Comment les aéroports sud-américains interceptent les passeurs de drogues

Les vols aériens depuis la Colombie sont depuis longtemps un des moyens favoris des cartels sud-américains pour le transport de drogue , la plupart du temps de la cocaïne, en direction des Etats-Unis, écrit Pablo Pérez Alvarez dans le journal El Tiempo. De nos jours, les vols qui partent du Pérou, d’Equateur et du Mexique vers l’Europe sont également utilisés pour la trafic.

Même si les transports les plus importants de drogues se font par voie maritime ou aérienne dans des aéronefs privés, les moyens de contrôle des grands aéroports n’ont pas réussi à dissuader la contrebande à l’aide de « mules » sur les vols commerciaux. Les « mules » sont des passeurs de drogues qui acceptent d’ingérer des centaines de grammes de cocaïne dans leur estomac ou tout simplement de cacher la marchandise dans leurs bagages. Pour lutter contre ce trafic, une organisation rigoureuse est nécessaire afin d’éliminer les intermédiaires tels que les policiers corrompus, les travailleurs, les membres de l’équipage et même les pilotes d’avions commerciaux. Lorsque le vol sur lequel transite une « mule » a du retard, la situation est souvent dramatique car plus les heures passent, plus le risque que le latex de la capsule de drogue ingérée éclate, augmente. L’année dernière, une jeune fille de 11 ans qui avait avalé 104 capsules de cocaïne a été interceptée et sa vie a pu être sauvée après une intervention chirurgicale.

Récemment, le transport de drogue à l’aide de « mule » est devenu plus courant.

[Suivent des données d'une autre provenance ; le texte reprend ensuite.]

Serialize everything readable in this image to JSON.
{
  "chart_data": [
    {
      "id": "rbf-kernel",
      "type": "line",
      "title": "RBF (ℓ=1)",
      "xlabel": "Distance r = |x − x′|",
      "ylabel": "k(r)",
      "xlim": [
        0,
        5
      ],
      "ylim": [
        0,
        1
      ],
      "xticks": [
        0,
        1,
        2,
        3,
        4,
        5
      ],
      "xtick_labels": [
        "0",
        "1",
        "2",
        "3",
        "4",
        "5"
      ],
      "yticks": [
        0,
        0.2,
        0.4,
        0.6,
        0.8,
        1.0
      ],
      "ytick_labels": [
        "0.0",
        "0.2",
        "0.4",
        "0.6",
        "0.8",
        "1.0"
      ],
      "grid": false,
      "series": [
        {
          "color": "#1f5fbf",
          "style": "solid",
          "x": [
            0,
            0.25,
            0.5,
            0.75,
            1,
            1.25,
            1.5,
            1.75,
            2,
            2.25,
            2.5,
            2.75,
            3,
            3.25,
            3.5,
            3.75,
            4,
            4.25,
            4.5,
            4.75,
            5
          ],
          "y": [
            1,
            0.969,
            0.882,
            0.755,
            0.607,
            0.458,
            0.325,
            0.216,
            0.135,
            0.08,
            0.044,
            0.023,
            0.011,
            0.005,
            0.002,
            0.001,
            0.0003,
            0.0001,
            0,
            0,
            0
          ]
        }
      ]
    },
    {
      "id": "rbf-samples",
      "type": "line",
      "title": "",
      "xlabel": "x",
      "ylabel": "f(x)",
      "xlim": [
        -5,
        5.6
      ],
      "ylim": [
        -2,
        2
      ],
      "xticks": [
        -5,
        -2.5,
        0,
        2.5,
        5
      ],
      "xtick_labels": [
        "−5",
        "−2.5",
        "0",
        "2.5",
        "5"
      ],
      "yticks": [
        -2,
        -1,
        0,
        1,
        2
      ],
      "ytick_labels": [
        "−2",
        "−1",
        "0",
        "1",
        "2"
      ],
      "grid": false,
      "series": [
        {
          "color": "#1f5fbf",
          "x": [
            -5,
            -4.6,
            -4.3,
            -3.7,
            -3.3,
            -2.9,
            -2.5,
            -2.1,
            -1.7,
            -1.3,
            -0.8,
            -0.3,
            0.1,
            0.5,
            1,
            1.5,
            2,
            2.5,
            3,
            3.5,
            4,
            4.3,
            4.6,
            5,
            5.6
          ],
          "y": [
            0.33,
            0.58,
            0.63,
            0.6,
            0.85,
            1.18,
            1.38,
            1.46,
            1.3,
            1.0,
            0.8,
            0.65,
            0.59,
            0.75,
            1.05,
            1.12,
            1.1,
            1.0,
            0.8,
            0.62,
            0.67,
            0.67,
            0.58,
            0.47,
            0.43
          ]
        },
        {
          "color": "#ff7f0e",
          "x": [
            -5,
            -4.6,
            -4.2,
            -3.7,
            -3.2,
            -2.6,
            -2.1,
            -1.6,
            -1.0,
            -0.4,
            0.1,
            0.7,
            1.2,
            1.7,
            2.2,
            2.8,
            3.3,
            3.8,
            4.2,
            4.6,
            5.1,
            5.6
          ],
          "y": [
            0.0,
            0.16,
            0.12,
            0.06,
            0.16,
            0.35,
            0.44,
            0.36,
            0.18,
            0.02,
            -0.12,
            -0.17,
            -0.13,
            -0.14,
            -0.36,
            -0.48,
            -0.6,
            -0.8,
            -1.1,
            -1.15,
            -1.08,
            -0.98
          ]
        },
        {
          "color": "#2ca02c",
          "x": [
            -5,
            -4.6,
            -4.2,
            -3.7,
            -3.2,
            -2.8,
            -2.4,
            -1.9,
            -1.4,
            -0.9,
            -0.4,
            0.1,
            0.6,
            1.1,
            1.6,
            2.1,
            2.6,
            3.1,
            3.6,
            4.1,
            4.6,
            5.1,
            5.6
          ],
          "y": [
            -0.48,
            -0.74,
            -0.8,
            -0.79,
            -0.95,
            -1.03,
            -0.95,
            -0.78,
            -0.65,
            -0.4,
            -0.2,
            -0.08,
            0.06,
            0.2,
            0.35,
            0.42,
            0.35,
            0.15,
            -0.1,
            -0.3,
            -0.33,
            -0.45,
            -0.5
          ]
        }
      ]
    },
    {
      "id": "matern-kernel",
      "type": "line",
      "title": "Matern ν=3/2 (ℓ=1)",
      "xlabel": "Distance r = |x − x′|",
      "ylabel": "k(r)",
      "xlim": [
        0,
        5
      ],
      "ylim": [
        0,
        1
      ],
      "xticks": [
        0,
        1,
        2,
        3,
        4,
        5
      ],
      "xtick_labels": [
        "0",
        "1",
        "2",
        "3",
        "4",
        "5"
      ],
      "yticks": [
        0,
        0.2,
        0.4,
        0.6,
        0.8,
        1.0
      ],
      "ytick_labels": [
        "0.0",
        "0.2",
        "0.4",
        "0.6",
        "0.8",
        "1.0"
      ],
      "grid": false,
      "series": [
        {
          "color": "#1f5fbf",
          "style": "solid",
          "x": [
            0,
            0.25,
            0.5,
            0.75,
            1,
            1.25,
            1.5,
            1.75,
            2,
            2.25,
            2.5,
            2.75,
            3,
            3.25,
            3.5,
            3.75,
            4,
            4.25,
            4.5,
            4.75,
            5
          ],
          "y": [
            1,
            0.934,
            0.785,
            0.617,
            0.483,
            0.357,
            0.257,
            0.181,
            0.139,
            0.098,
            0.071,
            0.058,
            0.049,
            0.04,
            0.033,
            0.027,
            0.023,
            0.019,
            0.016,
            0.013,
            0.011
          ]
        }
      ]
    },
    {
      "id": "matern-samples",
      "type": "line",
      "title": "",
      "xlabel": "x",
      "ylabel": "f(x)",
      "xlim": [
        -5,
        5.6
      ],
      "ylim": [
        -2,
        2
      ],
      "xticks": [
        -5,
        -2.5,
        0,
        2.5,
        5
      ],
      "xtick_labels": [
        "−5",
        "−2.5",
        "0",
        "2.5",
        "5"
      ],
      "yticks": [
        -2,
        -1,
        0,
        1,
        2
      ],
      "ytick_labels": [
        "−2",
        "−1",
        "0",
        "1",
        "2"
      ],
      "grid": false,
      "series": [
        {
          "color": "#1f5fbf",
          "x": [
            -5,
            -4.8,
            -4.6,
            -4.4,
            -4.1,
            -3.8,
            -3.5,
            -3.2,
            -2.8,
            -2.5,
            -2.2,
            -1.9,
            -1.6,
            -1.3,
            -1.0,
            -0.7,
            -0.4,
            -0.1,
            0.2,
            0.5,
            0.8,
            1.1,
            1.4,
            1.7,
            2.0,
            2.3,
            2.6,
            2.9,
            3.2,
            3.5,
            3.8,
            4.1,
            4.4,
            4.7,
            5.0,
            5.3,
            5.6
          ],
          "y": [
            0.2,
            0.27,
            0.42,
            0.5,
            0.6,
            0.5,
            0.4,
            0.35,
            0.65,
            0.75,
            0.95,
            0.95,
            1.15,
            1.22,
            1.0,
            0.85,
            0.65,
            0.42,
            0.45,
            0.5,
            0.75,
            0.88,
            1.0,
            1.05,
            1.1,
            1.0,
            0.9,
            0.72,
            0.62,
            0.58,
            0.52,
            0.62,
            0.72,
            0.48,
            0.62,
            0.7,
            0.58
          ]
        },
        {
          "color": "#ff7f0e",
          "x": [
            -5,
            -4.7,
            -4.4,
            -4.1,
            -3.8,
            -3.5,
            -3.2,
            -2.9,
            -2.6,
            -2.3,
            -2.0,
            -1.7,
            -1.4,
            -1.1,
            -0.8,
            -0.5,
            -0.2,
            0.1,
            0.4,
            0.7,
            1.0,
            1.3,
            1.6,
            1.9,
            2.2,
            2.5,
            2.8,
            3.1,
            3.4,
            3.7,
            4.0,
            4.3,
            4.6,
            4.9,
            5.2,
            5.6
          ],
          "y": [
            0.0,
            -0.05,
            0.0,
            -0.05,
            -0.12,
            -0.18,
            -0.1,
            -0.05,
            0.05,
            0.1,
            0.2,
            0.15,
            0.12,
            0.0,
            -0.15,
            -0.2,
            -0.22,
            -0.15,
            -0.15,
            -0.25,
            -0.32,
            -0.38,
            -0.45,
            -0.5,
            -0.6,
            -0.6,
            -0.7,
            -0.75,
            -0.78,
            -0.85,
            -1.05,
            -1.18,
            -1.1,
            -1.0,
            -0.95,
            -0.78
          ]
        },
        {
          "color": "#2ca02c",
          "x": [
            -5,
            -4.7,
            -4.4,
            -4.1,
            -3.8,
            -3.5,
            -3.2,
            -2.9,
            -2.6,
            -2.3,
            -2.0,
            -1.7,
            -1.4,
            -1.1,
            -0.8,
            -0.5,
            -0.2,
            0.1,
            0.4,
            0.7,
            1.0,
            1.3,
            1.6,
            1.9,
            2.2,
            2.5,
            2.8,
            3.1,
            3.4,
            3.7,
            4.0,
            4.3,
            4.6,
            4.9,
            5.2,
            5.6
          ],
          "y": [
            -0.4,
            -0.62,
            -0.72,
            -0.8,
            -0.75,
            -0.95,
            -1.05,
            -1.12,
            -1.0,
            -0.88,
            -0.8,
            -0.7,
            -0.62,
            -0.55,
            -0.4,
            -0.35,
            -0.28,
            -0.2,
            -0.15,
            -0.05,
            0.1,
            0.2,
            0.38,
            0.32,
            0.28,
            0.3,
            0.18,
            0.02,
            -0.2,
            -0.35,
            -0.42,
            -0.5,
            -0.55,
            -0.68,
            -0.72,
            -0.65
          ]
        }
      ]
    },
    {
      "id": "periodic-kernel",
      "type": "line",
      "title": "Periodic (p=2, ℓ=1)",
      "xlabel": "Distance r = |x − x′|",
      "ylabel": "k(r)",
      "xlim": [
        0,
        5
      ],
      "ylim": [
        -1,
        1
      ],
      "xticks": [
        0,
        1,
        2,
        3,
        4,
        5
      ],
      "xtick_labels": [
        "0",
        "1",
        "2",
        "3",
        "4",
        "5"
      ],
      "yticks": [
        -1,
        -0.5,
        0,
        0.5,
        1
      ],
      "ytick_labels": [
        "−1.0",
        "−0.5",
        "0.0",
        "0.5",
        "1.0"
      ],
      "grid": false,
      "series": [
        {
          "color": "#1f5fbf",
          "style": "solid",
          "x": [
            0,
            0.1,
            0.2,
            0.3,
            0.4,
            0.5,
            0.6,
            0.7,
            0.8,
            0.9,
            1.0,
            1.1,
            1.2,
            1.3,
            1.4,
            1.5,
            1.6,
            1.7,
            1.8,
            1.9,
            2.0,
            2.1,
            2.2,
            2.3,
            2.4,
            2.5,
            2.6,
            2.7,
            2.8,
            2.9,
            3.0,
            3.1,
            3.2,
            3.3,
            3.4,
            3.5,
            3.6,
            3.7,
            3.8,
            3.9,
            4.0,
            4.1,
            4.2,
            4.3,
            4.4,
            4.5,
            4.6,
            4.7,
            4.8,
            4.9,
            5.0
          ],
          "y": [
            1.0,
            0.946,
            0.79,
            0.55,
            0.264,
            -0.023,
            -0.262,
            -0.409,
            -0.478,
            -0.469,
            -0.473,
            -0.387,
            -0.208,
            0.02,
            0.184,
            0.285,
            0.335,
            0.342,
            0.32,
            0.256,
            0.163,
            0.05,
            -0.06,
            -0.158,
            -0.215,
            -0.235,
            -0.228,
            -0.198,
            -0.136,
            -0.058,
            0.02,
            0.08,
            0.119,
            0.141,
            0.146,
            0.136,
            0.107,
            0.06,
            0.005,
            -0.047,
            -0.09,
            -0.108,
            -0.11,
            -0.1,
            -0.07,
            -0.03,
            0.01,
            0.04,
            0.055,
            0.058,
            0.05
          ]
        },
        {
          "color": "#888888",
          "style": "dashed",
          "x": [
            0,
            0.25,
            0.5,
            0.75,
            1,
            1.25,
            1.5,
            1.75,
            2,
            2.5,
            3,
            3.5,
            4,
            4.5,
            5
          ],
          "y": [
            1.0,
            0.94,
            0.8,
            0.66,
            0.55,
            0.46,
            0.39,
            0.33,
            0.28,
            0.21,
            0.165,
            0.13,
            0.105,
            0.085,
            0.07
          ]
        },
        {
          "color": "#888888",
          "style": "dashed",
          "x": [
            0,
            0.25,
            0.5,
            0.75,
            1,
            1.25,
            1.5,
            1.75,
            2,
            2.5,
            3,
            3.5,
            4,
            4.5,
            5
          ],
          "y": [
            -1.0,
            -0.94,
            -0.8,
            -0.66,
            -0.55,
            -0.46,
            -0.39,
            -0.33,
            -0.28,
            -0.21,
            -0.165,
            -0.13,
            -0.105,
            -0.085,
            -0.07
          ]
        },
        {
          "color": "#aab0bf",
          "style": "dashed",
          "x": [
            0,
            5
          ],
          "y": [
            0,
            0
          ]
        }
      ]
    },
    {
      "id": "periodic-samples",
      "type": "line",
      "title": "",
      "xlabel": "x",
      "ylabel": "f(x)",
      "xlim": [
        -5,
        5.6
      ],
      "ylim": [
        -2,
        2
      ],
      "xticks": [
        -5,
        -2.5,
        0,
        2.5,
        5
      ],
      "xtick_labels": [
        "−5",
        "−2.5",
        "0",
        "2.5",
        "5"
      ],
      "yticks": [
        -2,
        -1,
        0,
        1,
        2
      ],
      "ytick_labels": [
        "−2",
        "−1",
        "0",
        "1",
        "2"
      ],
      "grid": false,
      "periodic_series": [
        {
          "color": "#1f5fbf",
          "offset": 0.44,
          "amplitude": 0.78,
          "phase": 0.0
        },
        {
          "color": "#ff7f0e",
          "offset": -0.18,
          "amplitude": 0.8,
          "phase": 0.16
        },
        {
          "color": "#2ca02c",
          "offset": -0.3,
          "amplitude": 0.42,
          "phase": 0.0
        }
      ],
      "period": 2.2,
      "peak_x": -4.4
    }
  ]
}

En 2013, dans les différents aéroports du pays, la police colombienne a réussi à intercepter 1.320 kilos passés de cette manière, principalement de cocaïne, chiffre qui est passé à 2.800 kilos en 2014. Cette hausse du transport de drogue via les aéroports sud-américains peut être expliquée par la concurrence entre les cartels et par l’abandon de certaines routes d’Afrique du Nord à cause de la crise au sein des pays de cette région.

Afin de pouvoir arrêter les « mules », les autorités ont trouvé une solution nommée « avionazo », une sorte d’opération coup de poing avant que l’appareil décolle. Les vols considérés comme habituels pour la contrebande de drogue sont repérés. Une fois que tous les passagers ont abordé l’avion et que le vol obtient l’autorisation de décoller de la part de la tour de contrôle, un procureur intervient et empêche le décollage. Les passagers sont alors tous obligés de descendre, on inspecte leurs bagages et ils sont conduit à une salle d’attente. Là, les personnes sont observées afin de découvrir les attitudes suspectes. La plupart du temps, les « mules » sont attentives aux processus de digestion qui dure entre huit et dix heures. Dès lors, lorsqu’un vol prend du retard, c’est souvent la mort instantanée pour le passeur de drogue.

Dès lors, lors de ces opérations « avionazo », les mules se rendent souvent délibérément aux autorités car elles comprennent qu’elles n’arriveront jamais à temps à destination pour évacuer la drogue aux toilettes et survivre.